Enable upload via FTP

Authors: orcid logoAvatarLucille Delisle
Overview
Questions:
  • How can I setup FTP to be easy for my users?

  • Can I authenticate ftp users with Galaxy credentials?

Objectives:
  • Configure galaxy and install a FTP server.

  • Use an Ansible playbook for this.

Requirements:
Time estimation: 1 hour
Supporting Materials:
Last modification: Oct 18, 2022
License: Tutorial Content is licensed under Creative Commons Attribution 4.0 International License The GTN Framework is licensed under MIT

This tutorial will guide you to setup an File Transfer Protocol (FTP) server so galaxy users can use it to upload large files. Indeed, as written on the galaxy community hub, uploading data directly from the browser can be unreliable and cumbersome. FTP will allow users to monitor the upload status as well as resume interrupted transfers.

Agenda
  1. FTP
  2. FTP and Galaxy
    1. Installing and Configuring
    2. Check it works
Comment: Galaxy Admin Training Path

The yearly Galaxy Admin Training follows a specific ordering of tutorials. Use this timeline to help keep track of where you are in Galaxy Admin Training.

  1. Step 1 ansible-galaxy
  2. Step 2 tus
  3. Step 3 cvmfs
  4. Step 4 singularity
  5. Step 5 tool-management
  6. Step 6 data-library
  7. Step 7 connect-to-compute-cluster
  8. Step 8 job-destinations
  9. Step 9 pulsar
  10. Step 10 gxadmin
  11. Step 11 monitoring
  12. Step 12 tiaas
  13. Step 13 reports
  14. Step 14 ftp

FTP

FTP is a very old and reliable communication protocol that has been around since 1971 Bhushan 1971. It requires a server (here our galaxy server) and a client (user’s computer). The FTP server requires to have at least 2 ports accessible from outside (one for the commands and one for the transfer). Usually the port for the command is 21.

FTP supports two different modes: active, and passive. Active mode requires that the user’s computer be reachable from the internet, which in the age of Network Address Translation (NAT) and firewalls is usually unusable. So passive mode is the most commonly used. In passive mode, a client connects to the FTP server, and requests a channel for sending files. The server responds with an IP and port, from its range of “Passive Ports”.

Comment: Requirements for Running This Tutorial

Your VM or wherever you are installing Galaxy needs to have the following ports available:

  • 21
  • Some high range of ports not used by another service, e.g. 56k-60k

You need to know which ports are open so you can use them for the transfer (PassivePorts). In this training we assume that 56k to 60k are open.

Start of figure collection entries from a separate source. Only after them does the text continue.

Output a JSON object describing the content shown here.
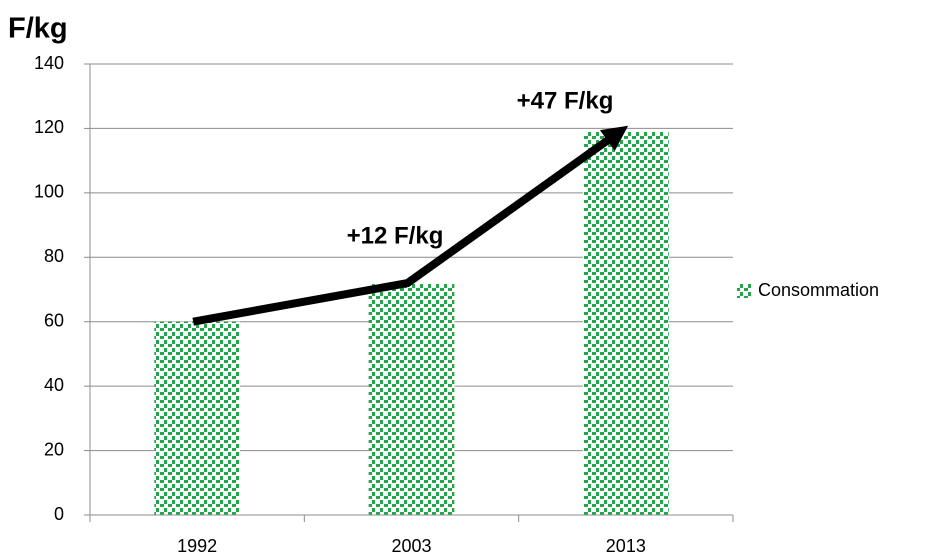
{
  "chart_data": {
    "type": "bar",
    "title": "F/kg",
    "categories": [
      "1992",
      "2003",
      "2013"
    ],
    "series": [
      {
        "name": "Consommation",
        "color": "#22a84a",
        "values": [
          60,
          72,
          119
        ]
      }
    ],
    "annotations": [
      {
        "text": "+12 F/kg"
      },
      {
        "text": "+47 F/kg"
      }
    ],
    "ylim": [
      0,
      140
    ],
    "yticks": [
      0,
      20,
      40,
      60,
      80,
      100,
      120,
      140
    ],
    "grid": true,
    "legend": "right"
  }
}
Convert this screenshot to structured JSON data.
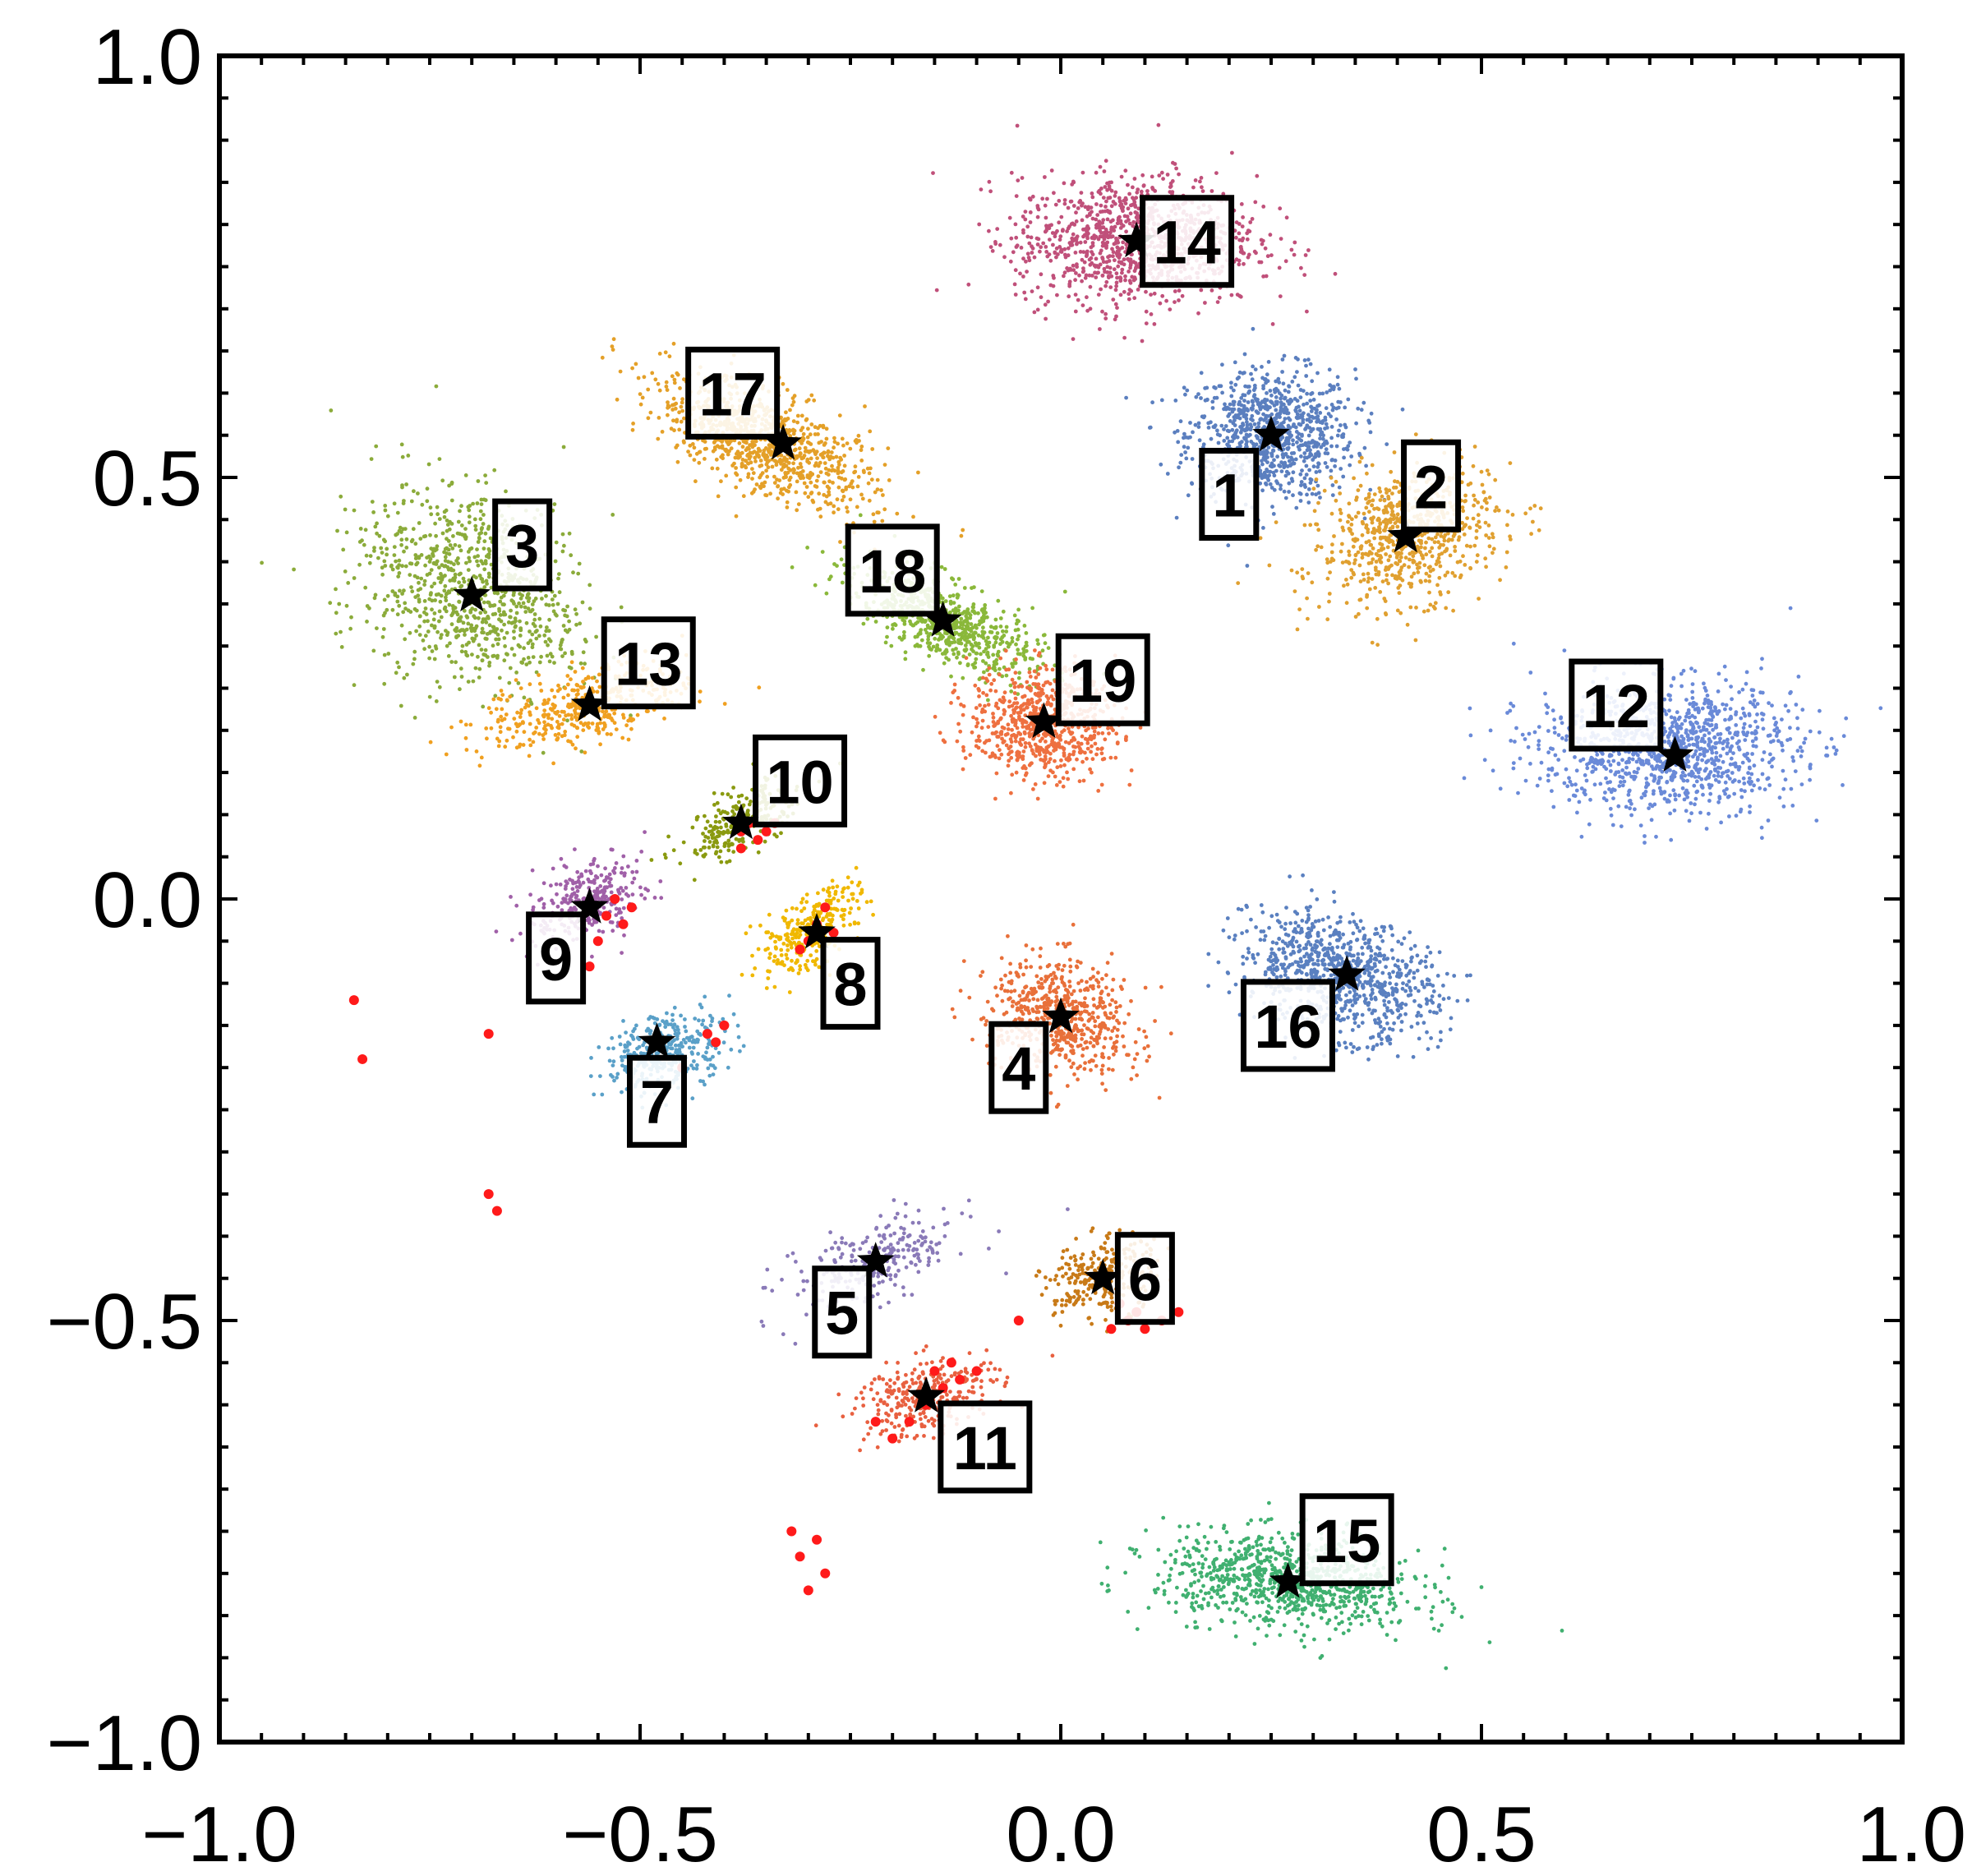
{
  "chart_data": {
    "type": "scatter",
    "title": "",
    "xlabel": "",
    "ylabel": "",
    "xlim": [
      -1.0,
      1.0
    ],
    "ylim": [
      -1.0,
      1.0
    ],
    "grid": false,
    "legend": "none",
    "x_ticks": [
      {
        "value": -1.0,
        "label": "−1.0"
      },
      {
        "value": -0.5,
        "label": "−0.5"
      },
      {
        "value": 0.0,
        "label": "0.0"
      },
      {
        "value": 0.5,
        "label": "0.5"
      },
      {
        "value": 1.0,
        "label": "1.0"
      }
    ],
    "y_ticks": [
      {
        "value": -1.0,
        "label": "−1.0"
      },
      {
        "value": -0.5,
        "label": "−0.5"
      },
      {
        "value": 0.0,
        "label": "0.0"
      },
      {
        "value": 0.5,
        "label": "0.5"
      },
      {
        "value": 1.0,
        "label": "1.0"
      }
    ],
    "clusters": [
      {
        "label": "1",
        "color": "#5b7fbf",
        "center": [
          0.25,
          0.55
        ],
        "spread": [
          0.09,
          0.07
        ],
        "tilt": 0.0,
        "points": 900,
        "label_pos": [
          0.2,
          0.48
        ]
      },
      {
        "label": "2",
        "color": "#e0a030",
        "center": [
          0.41,
          0.43
        ],
        "spread": [
          0.1,
          0.07
        ],
        "tilt": 0.3,
        "points": 700,
        "label_pos": [
          0.44,
          0.49
        ]
      },
      {
        "label": "3",
        "color": "#8bab3a",
        "center": [
          -0.7,
          0.37
        ],
        "spread": [
          0.13,
          0.1
        ],
        "tilt": -0.45,
        "points": 900,
        "label_pos": [
          -0.64,
          0.42
        ]
      },
      {
        "label": "4",
        "color": "#e8703a",
        "center": [
          0.0,
          -0.14
        ],
        "spread": [
          0.08,
          0.06
        ],
        "tilt": -0.3,
        "points": 600,
        "label_pos": [
          -0.05,
          -0.2
        ]
      },
      {
        "label": "5",
        "color": "#8a7ab8",
        "center": [
          -0.22,
          -0.43
        ],
        "spread": [
          0.1,
          0.04
        ],
        "tilt": 0.35,
        "points": 250,
        "label_pos": [
          -0.26,
          -0.49
        ]
      },
      {
        "label": "6",
        "color": "#c87a18",
        "center": [
          0.05,
          -0.45
        ],
        "spread": [
          0.06,
          0.04
        ],
        "tilt": 0.3,
        "points": 300,
        "label_pos": [
          0.1,
          -0.45
        ]
      },
      {
        "label": "7",
        "color": "#5aa0c8",
        "center": [
          -0.47,
          -0.18
        ],
        "spread": [
          0.07,
          0.04
        ],
        "tilt": 0.4,
        "points": 350,
        "label_pos": [
          -0.48,
          -0.24
        ]
      },
      {
        "label": "8",
        "color": "#f0b800",
        "center": [
          -0.3,
          -0.04
        ],
        "spread": [
          0.07,
          0.03
        ],
        "tilt": 0.7,
        "points": 300,
        "label_pos": [
          -0.25,
          -0.1
        ]
      },
      {
        "label": "9",
        "color": "#a060a8",
        "center": [
          -0.56,
          0.0
        ],
        "spread": [
          0.07,
          0.04
        ],
        "tilt": 0.5,
        "points": 300,
        "label_pos": [
          -0.6,
          -0.07
        ]
      },
      {
        "label": "10",
        "color": "#8a9a10",
        "center": [
          -0.38,
          0.09
        ],
        "spread": [
          0.07,
          0.03
        ],
        "tilt": 0.5,
        "points": 250,
        "label_pos": [
          -0.31,
          0.14
        ]
      },
      {
        "label": "11",
        "color": "#e86040",
        "center": [
          -0.16,
          -0.59
        ],
        "spread": [
          0.08,
          0.04
        ],
        "tilt": 0.3,
        "points": 300,
        "label_pos": [
          -0.09,
          -0.65
        ]
      },
      {
        "label": "12",
        "color": "#6a8ad8",
        "center": [
          0.72,
          0.18
        ],
        "spread": [
          0.14,
          0.07
        ],
        "tilt": 0.0,
        "points": 1100,
        "label_pos": [
          0.66,
          0.23
        ]
      },
      {
        "label": "13",
        "color": "#f0a020",
        "center": [
          -0.56,
          0.23
        ],
        "spread": [
          0.12,
          0.04
        ],
        "tilt": 0.25,
        "points": 400,
        "label_pos": [
          -0.49,
          0.28
        ]
      },
      {
        "label": "14",
        "color": "#c0507a",
        "center": [
          0.09,
          0.78
        ],
        "spread": [
          0.13,
          0.07
        ],
        "tilt": 0.0,
        "points": 1100,
        "label_pos": [
          0.15,
          0.78
        ]
      },
      {
        "label": "15",
        "color": "#40b070",
        "center": [
          0.27,
          -0.81
        ],
        "spread": [
          0.14,
          0.05
        ],
        "tilt": -0.1,
        "points": 900,
        "label_pos": [
          0.34,
          -0.76
        ]
      },
      {
        "label": "16",
        "color": "#5a80c0",
        "center": [
          0.33,
          -0.09
        ],
        "spread": [
          0.11,
          0.06
        ],
        "tilt": -0.3,
        "points": 900,
        "label_pos": [
          0.27,
          -0.15
        ]
      },
      {
        "label": "17",
        "color": "#e4a028",
        "center": [
          -0.35,
          0.54
        ],
        "spread": [
          0.13,
          0.05
        ],
        "tilt": -0.45,
        "points": 900,
        "label_pos": [
          -0.39,
          0.6
        ]
      },
      {
        "label": "18",
        "color": "#8ab83a",
        "center": [
          -0.14,
          0.33
        ],
        "spread": [
          0.11,
          0.04
        ],
        "tilt": -0.45,
        "points": 700,
        "label_pos": [
          -0.2,
          0.39
        ]
      },
      {
        "label": "19",
        "color": "#ee7040",
        "center": [
          -0.02,
          0.21
        ],
        "spread": [
          0.08,
          0.06
        ],
        "tilt": 0.0,
        "points": 700,
        "label_pos": [
          0.05,
          0.26
        ]
      }
    ],
    "red_points": [
      [
        -0.38,
        0.08
      ],
      [
        -0.37,
        0.09
      ],
      [
        -0.36,
        0.07
      ],
      [
        -0.35,
        0.08
      ],
      [
        -0.34,
        0.09
      ],
      [
        -0.38,
        0.06
      ],
      [
        -0.54,
        -0.02
      ],
      [
        -0.53,
        0.0
      ],
      [
        -0.52,
        -0.03
      ],
      [
        -0.51,
        -0.01
      ],
      [
        -0.55,
        -0.05
      ],
      [
        -0.56,
        -0.08
      ],
      [
        -0.29,
        -0.03
      ],
      [
        -0.28,
        -0.01
      ],
      [
        -0.27,
        -0.04
      ],
      [
        -0.3,
        -0.05
      ],
      [
        -0.31,
        -0.06
      ],
      [
        -0.4,
        -0.15
      ],
      [
        -0.41,
        -0.17
      ],
      [
        -0.42,
        -0.16
      ],
      [
        -0.45,
        -0.2
      ],
      [
        -0.84,
        -0.12
      ],
      [
        -0.83,
        -0.19
      ],
      [
        -0.68,
        -0.16
      ],
      [
        -0.68,
        -0.35
      ],
      [
        -0.67,
        -0.37
      ],
      [
        0.07,
        -0.48
      ],
      [
        0.08,
        -0.5
      ],
      [
        0.09,
        -0.49
      ],
      [
        0.1,
        -0.51
      ],
      [
        0.12,
        -0.5
      ],
      [
        0.14,
        -0.49
      ],
      [
        0.06,
        -0.51
      ],
      [
        -0.15,
        -0.56
      ],
      [
        -0.14,
        -0.58
      ],
      [
        -0.13,
        -0.55
      ],
      [
        -0.12,
        -0.57
      ],
      [
        -0.16,
        -0.6
      ],
      [
        -0.18,
        -0.62
      ],
      [
        -0.2,
        -0.64
      ],
      [
        -0.22,
        -0.62
      ],
      [
        -0.1,
        -0.56
      ],
      [
        -0.05,
        -0.5
      ],
      [
        -0.32,
        -0.75
      ],
      [
        -0.31,
        -0.78
      ],
      [
        -0.3,
        -0.82
      ],
      [
        -0.29,
        -0.76
      ],
      [
        -0.28,
        -0.8
      ]
    ],
    "stars": [
      [
        0.25,
        0.55
      ],
      [
        0.41,
        0.43
      ],
      [
        -0.7,
        0.36
      ],
      [
        0.0,
        -0.14
      ],
      [
        -0.22,
        -0.43
      ],
      [
        0.05,
        -0.45
      ],
      [
        -0.48,
        -0.17
      ],
      [
        -0.29,
        -0.04
      ],
      [
        -0.56,
        -0.01
      ],
      [
        -0.38,
        0.09
      ],
      [
        -0.16,
        -0.59
      ],
      [
        0.73,
        0.17
      ],
      [
        -0.56,
        0.23
      ],
      [
        0.09,
        0.78
      ],
      [
        0.27,
        -0.81
      ],
      [
        0.34,
        -0.09
      ],
      [
        -0.33,
        0.54
      ],
      [
        -0.14,
        0.33
      ],
      [
        -0.02,
        0.21
      ]
    ]
  }
}
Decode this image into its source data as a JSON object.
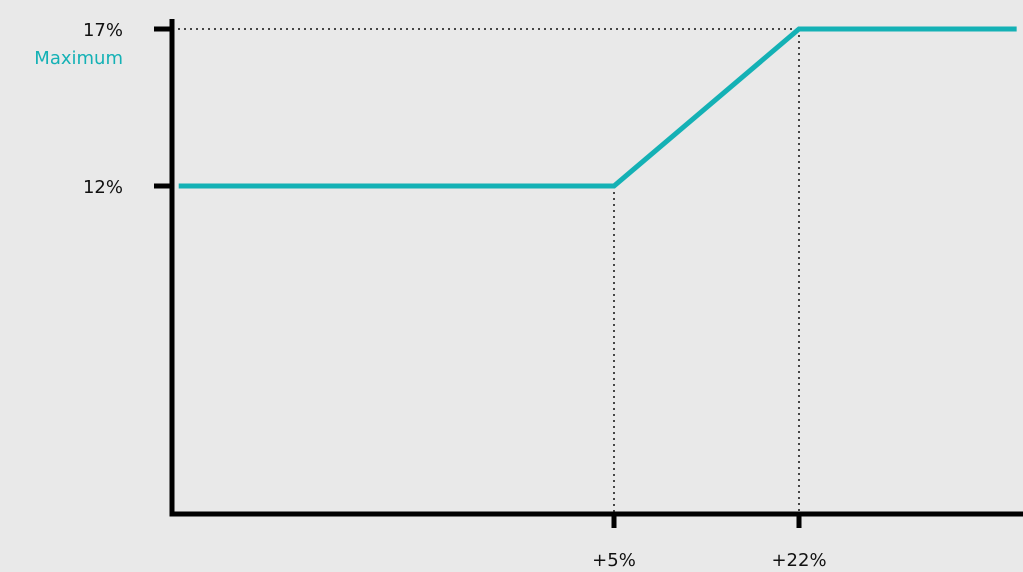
{
  "chart_data": {
    "type": "line",
    "x_ticks": [
      {
        "value": 5,
        "label": "+5%"
      },
      {
        "value": 22,
        "label": "+22%"
      }
    ],
    "y_ticks": [
      {
        "value": 12,
        "label": "12%"
      },
      {
        "value": 17,
        "label": "17%"
      }
    ],
    "y_annotation": "Maximum",
    "xlim": [
      -35,
      42
    ],
    "ylim": [
      2,
      17.5
    ],
    "series": [
      {
        "x": [
          -35,
          5,
          22,
          42
        ],
        "y": [
          12,
          12,
          17,
          17
        ]
      }
    ],
    "grid": false,
    "legend": "none",
    "colors": {
      "line": "#14b1b5",
      "axis": "#000000",
      "text": "#111111",
      "background": "#e9e9e9"
    }
  }
}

Which ports precisely is not important, and these numbers can differ between sites.

FTP and Galaxy

To allow your user to upload via FTP, you will need to:

  • configure Galaxy to know where the files are uploaded.
  • install a FTP server
  • allow your FTP server to read Galaxy’s database so users can use their credential and upload in the good directory.

For secure transmission we will use SSL/TLS (FTPS), not the SSH File Transfer Protocol (SFTP) as the Galaxy users don’t correspond to users on the machine.

Installing and Configuring

Luckily for us, there is an ansible role written by the Galaxy Project for this purpose. It will install proftpd. Firstly, we need to install the role and then update our playbook for using it.

If the terms “Ansible”, “role” and “playbook” mean nothing to you, please checkout the Ansible introduction slides and the Ansible introduction tutorial

It is possible to have ansible installed on the remote machine and run it there, not just from your local machine connecting to the remote machine.

Your hosts file will need to use localhost, and whenever you run playbooks with ansible-playbook -i hosts playbook.yml, you will need to add -c local to your command.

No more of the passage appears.